Agenouillé à l’intérieur de l’œuvre sur le punctum, le récepteur se retrouve dans la position d’un confident ou d’un intime. Par la force des émotions, il est emporté dans le cosmos de l’artiste, composé de ces personnes avec qui elle a partagé sa couche, qui ont marqué sa vie, telle une multitude d’étoiles tissant son ciel.
The Tent met en scène cette intimité (et l’origine grecque du mot tente le confirme, skinikos signifiant scénique) tout en étant elle-même le lieu d’hébergement de l’intime, telle une « poche d’intimité qui se déploie » (11) comme dit le philosophe François Jullien dans De l’intime. Loin du bruyant Amour. En entrant dans la tente, cette « conformation du dedans au dehors » deleuzienne, le récepteur s’immerge – c’est le deuxième temps –, dans un espace privé et personnel et se trouve de la sorte absorbé et engagé dans un intime partagé avec lequel son intime entre involontairement ou volontairement en résonance, formant ce « nous » avec l’artiste :
« La barrière qui sépare chacun d’eux de son Dehors, ils l’ont reportée tous deux, d’un même coup de main, au-delà d’eux : la poche d’intimité qu’ils ont ouverte se déploie sur eux comme une tente où s’héberger… L’intime est ce partage souterrain qui n’a même plus besoin de se montrer, de se prouver. On entre dans l’intime, comme on pénètre sous une tente, … qu’on en a, un jour, trouvé et soulevé la portière et qu’un même dais désormais nous recouvre, traçant ce “nous”. » (12)
Ainsi, la tente comme espace mais aussi comme lieu d’un partage de l’intime atteste cette caractéristique de l’immersion mise en exergue par l’esthéticien d’art Bruno Trentini : « L’expérience de l’immersion n’est pas tant l’expérience d’un monde que l’expérience d’une rencontre entre deux mondes. » (13) Car, à partir du moment où le sujet (le récepteur) est confronté à une situation nouvelle, ici immergé sous un dais, au lieu d’avoir la conscience scindée et fragmentaire de la réalité ordinaire, il a son attention focalisée. L’immersion en situation réelle a provoqué une rupture de la conscience du sujet. Elle a créé une unité de conscience, une fusion qui peut, selon François Jullien, se prolonger en un écho inépuisable : « Sous ce dais invisible, même si l’on n’y “fait” rien…, même si l’on n’y “dit” rien…, la ressource de l’intime ne tarit pas : dans cet entre qu’elle ouvre, elle s’“entre-tient”. » (14)

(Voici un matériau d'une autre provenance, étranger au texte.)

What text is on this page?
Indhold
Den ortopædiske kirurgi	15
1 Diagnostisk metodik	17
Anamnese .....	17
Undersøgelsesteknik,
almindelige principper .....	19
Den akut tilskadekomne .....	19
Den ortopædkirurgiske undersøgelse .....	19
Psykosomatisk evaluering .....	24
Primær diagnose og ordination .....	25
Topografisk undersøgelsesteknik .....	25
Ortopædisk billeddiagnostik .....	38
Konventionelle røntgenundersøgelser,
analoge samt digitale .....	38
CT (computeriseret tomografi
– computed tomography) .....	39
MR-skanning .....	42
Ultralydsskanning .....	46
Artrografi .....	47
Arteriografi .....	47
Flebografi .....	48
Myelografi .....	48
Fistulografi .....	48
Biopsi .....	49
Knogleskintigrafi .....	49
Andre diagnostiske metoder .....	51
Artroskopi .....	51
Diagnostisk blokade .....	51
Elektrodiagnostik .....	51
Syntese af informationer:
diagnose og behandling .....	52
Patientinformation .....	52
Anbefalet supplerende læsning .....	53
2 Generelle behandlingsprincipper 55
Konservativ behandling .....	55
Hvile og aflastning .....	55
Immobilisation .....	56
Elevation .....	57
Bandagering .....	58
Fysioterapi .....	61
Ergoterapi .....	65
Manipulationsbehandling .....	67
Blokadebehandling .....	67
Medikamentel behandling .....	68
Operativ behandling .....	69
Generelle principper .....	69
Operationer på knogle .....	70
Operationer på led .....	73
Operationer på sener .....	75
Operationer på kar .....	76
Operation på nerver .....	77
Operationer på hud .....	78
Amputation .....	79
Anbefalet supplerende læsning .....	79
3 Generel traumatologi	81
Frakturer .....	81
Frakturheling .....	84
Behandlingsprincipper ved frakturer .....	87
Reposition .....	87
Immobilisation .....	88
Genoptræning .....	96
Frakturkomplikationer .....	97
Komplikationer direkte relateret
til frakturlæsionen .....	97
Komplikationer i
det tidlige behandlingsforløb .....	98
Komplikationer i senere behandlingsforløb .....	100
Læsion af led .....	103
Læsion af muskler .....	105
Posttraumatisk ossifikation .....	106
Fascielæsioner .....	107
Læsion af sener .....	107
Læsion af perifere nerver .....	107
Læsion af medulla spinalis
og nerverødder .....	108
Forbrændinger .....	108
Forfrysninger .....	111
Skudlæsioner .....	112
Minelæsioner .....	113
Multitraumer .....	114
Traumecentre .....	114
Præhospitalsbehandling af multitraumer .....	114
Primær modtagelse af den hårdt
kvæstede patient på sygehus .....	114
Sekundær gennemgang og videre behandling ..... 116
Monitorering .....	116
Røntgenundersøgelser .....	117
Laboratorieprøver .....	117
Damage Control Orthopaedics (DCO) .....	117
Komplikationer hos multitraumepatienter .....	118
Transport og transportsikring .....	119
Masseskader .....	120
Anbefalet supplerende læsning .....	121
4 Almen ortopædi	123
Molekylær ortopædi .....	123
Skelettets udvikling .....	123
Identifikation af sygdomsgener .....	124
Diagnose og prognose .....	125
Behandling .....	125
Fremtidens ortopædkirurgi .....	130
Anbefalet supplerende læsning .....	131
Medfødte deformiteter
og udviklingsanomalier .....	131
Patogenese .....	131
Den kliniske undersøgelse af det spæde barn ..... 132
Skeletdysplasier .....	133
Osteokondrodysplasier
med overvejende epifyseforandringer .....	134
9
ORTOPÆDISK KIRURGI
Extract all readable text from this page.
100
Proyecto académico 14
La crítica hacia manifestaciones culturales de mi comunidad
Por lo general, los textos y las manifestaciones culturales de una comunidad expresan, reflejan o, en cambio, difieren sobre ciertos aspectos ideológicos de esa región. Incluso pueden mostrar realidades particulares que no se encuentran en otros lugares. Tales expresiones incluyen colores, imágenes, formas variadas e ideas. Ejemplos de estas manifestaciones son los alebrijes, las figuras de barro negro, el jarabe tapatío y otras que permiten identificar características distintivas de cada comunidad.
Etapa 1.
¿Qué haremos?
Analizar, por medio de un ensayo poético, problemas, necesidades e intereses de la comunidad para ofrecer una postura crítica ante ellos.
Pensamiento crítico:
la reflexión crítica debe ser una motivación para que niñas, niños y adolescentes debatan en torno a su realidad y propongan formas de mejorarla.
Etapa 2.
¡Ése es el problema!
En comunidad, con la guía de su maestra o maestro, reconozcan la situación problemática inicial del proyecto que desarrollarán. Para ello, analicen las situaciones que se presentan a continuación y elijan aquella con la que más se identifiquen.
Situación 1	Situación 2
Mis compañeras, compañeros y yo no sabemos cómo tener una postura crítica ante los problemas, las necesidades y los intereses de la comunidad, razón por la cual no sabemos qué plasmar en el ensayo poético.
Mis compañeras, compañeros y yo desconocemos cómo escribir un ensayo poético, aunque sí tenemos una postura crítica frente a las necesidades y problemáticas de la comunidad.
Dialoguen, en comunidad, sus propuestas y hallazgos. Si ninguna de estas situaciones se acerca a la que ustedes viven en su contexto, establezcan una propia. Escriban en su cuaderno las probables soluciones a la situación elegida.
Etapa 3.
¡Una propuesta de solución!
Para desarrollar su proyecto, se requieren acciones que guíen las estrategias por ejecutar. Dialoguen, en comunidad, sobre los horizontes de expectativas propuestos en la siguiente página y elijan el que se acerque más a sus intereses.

De décembre 1994 à avril 1995, Tracey Emin brode Everyone I Have Ever Slept With 1963-1995 aidée de quelques amies dans son studio à Londres. Répondant aux questions de la plasticienne et spécialiste d’art contemporain Rebecca Fortnum, Emin confie que « les pièces qu’elle brode de ses mains revêtent un sens différent pour elle. » (15) Autrement dit, ce qu’elle crée manuellement est investi d’une strate sémantique supplémentaire, son geste manifeste l’attention qu’elle porte à ces personnes. Broder les noms équivaut alors pour Emin à un acte de dévotion d’autant plus révélateur qu’il porte la trace de la main de l’artiste. De ce fait, la broderie engage une perception physique et texturale qui participe, voire renforce, la mise en situation de l’intime.
C’est bien en brodant que Tracey Emin est entrée en même temps dans le cercle des Young British Artists, qu’elle s’est fait reconnaître comme artiste contemporaine et, par suite, qu’elle est entrée dans le XXIe siècle. La broderie est bien un art révolutionnaire.